Norwegian Wood by Haruki Maurakami opens with a Proust like moment as the Beatles tune is played in a German plane in 1987. We are taken back to the emotional triangle of his best friend (Kizuki) and his friends’ girl-friend (Kaoko) The first of many emotional triangles that Watanbe finds himself as the calm centre over the next five years.

He goes to a 2nd rate Tokyo private university in the student driven political riots and campus takeovers of the late 60’s where he makes friends with Nagasawa a secret reader of western classics and a serious womaniser. Or with his roommate, the storm trooper. Both teach him ways of living before disappearing from his life but perhaps not for ever. As the events of his friendship unfolds he meets and falls in love with a free speaking fellow student but this is not his only love so he gradually falls apart as the story moves to its bitter-truth ending

This at one level is the most accessible of Haruki Maurakami novels and the one that sold in millions in Japan making him a superstar. He fled for five years before going back. However it’s no Japanese Love Story which was a sentimental, romantic tearjerker film based upon Erich Segal's best-selling short novel of the same name.The mood is darker but lightened with humour and tenderness so you come to admire and love Watanbe honesty and painful path to adulthood. You also feel part of the ordinary life of 60’s Japan that lies beyond the stereotypes.

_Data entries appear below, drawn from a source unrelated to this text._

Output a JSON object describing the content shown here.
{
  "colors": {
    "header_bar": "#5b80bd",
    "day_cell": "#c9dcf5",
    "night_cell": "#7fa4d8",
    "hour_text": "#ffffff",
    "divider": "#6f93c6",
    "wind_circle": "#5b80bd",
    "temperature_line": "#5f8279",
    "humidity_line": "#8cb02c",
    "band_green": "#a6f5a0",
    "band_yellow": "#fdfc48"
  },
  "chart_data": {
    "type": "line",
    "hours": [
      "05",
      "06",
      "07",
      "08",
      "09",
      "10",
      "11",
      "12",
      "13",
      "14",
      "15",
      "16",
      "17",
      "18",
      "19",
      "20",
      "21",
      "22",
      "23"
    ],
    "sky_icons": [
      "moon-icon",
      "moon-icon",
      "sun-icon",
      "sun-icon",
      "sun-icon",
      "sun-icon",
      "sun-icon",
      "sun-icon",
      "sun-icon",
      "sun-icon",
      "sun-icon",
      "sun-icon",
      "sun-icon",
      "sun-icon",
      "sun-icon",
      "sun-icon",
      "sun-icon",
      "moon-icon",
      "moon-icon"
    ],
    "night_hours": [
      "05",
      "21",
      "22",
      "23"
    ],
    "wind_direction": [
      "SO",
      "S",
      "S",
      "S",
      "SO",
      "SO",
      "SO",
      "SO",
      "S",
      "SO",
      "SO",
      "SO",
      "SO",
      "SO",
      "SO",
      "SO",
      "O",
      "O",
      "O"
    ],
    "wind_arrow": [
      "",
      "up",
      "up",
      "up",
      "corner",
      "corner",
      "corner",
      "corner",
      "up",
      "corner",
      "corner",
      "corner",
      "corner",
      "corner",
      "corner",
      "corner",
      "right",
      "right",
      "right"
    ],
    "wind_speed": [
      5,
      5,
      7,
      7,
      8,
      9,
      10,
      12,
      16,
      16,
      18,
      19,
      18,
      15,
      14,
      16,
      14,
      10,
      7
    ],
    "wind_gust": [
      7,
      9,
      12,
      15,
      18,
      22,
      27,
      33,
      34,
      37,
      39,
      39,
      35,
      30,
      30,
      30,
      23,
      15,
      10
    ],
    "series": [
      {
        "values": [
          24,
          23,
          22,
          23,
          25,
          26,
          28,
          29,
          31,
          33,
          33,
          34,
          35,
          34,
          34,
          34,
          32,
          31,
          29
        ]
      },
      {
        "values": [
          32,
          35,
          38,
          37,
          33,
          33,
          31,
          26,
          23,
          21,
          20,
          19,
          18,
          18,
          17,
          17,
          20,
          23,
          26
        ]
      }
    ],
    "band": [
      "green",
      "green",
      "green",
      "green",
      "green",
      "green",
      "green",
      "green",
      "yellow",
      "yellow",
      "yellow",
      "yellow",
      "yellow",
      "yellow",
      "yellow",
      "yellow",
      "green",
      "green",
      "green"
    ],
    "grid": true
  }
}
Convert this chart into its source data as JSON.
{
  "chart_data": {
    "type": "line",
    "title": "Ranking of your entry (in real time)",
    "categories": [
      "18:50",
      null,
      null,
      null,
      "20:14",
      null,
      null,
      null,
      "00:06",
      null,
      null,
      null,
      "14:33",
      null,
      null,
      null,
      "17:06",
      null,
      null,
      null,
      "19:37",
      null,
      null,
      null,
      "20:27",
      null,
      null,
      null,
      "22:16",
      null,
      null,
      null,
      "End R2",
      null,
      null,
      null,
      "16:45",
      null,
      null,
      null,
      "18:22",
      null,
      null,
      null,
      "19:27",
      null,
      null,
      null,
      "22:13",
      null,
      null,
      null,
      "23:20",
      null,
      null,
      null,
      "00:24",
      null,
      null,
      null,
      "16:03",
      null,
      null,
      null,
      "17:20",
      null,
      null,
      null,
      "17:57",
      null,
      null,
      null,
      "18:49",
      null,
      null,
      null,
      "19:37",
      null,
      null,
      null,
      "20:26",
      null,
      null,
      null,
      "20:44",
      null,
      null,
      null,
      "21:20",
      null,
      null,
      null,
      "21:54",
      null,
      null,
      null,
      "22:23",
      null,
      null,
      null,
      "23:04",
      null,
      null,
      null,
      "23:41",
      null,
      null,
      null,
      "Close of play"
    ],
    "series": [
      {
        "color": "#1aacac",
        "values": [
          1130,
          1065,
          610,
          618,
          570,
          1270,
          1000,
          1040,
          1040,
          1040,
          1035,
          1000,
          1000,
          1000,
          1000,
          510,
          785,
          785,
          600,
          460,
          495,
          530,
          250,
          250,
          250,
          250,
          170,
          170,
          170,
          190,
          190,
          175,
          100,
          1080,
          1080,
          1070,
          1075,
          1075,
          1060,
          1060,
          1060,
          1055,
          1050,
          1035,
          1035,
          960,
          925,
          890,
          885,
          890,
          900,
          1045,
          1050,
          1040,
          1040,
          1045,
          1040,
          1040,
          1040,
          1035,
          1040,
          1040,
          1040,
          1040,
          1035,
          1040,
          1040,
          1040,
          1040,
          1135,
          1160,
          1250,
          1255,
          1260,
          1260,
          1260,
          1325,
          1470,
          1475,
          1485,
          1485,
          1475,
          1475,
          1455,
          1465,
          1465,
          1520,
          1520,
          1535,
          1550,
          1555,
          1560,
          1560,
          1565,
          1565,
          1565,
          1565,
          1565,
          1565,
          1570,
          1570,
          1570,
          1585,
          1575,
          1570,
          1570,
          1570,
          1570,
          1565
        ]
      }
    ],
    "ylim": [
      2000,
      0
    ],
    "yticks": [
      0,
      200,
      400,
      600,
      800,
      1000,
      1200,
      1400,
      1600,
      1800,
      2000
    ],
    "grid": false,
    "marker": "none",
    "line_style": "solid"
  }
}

The prose has the poetry of the best Japanese writing but with the flow of the best western writing. I got to be a fan of his writing with the very different Dance Dance Dance which blurs genres, and writing conventions but I strongly recommend Norwegian Wood for anyone who like good writing for as Nagasawa says

if you only read the books that every one else is reading, you can only think what everyone else is thinking.